- Glavinitsa Location of Glavinitsa
- Coordinates: 43°55′N 26°50′E﻿ / ﻿43.917°N 26.833°E
- Country: Bulgaria
- Provinces (Oblast): Silistra

Government
- • Mayor: Nasuf Nasuf
- Elevation: 150 m (490 ft)

Population (December 2018)
- • Total: ▼1,341
- Time zone: UTC+2 (EET)
- • Summer (DST): UTC+3 (EEST)
- Postal Code: 7630
- Area code: 08581

= Glavinitsa =

Place in Silistra, Bulgaria

Glavinitsa (Главиница, /bg/; also transliterated Glavinica or Glavinitza) is a town in northeastern Bulgaria, part of Silistra Province. It is the administrative centre of Glavinitsa Municipality, which lies in the southwestern part of Silistra Province, in the historical region of Southern Dobruja. As of December 2009, the town had a population of 1,928.

Glavinitsa is located in the eastern Danubian Plain, on the road between Dulovo and Tutrakan. Its old name (until 1942) was Asvatköy.
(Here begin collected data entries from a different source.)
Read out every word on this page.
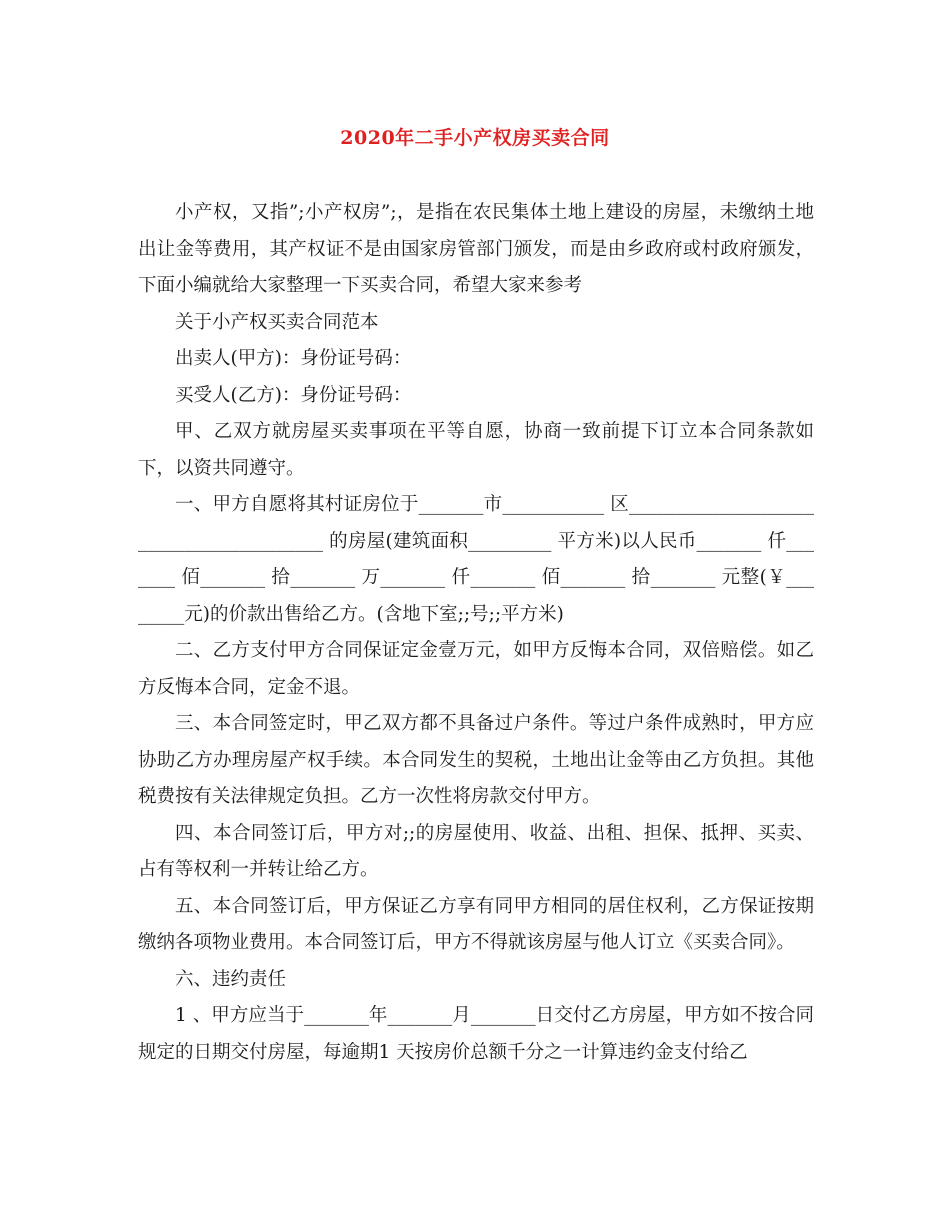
2020年二手小产权房买卖合同

小产权，又指”;小产权房”;，是指在农民集体土地上建设的房屋，未缴纳土地出让金等费用，其产权证不是由国家房管部门颁发，而是由乡政府或村政府颁发，下面小编就给大家整理一下买卖合同，希望大家来参考

关于小产权买卖合同范本

出卖人(甲方)：身份证号码：

买受人(乙方)：身份证号码：

甲、乙双方就房屋买卖事项在平等自愿，协商一致前提下订立本合同条款如下，以资共同遵守。

一、甲方自愿将其村证房位于_______市___________ 区________________________________________ 的房屋(建筑面积_________ 平方米)以人民币_______ 仟_______ 佰_______ 拾_______ 万_______ 仟_______ 佰_______ 拾_______ 元整(￥________元)的价款出售给乙方。(含地下室;;号;;平方米)

二、乙方支付甲方合同保证定金壹万元，如甲方反悔本合同，双倍赔偿。如乙方反悔本合同，定金不退。

三、本合同签定时，甲乙双方都不具备过户条件。等过户条件成熟时，甲方应协助乙方办理房屋产权手续。本合同发生的契税，土地出让金等由乙方负担。其他税费按有关法律规定负担。乙方一次性将房款交付甲方。

四、本合同签订后，甲方对;;的房屋使用、收益、出租、担保、抵押、买卖、占有等权利一并转让给乙方。

五、本合同签订后，甲方保证乙方享有同甲方相同的居住权利，乙方保证按期缴纳各项物业费用。本合同签订后，甲方不得就该房屋与他人订立《买卖合同》。

六、违约责任

1 、甲方应当于_______年_______月_______日交付乙方房屋，甲方如不按合同规定的日期交付房屋，每逾期1 天按房价总额千分之一计算违约金支付给乙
Glavinitsa was proclaimed a town on 5 September 1984.

Glavinitsa Peak on Fallières Coast in Antarctica is named after the village.

==Population==
As of December 2018, the town of Glavinitsa has a dwindling population of 1,341 people, down from its peak of 2,583 people in 1985. The municipality of Glavinitsa has 9,897 inhabitants at the same time.

The town of Glavinitsa has a mixed population, with ethnic Bulgarians constituting 64% of the population, followed by ethnic Bulgaria with 29% and Romani people with 7%. Orthodox Christianity is the largest faith, followed by Islam.

==Municipality==

Glavinitsa municipality includes the following 23 places:

- Bashtino
- Bogdantsi
- Chernogor
- Dichevo
- Dolno Ryahovo
- Glavinitsa
- Kalugerene
- Kolarovo
- Kosara
- Listets
- Malak Preslavets
- Nozharevo
- Osen
- Padina
- Podles
- Sokol
- Stefan Karadzha
- Suhodol
- Valkan
- Zafirovo
- Zaritsa
- Zebil
- Zvenimir

The population consists mostly of Bulgarians and Turks. There are 5 churches, 3 chapels and 17 mosques.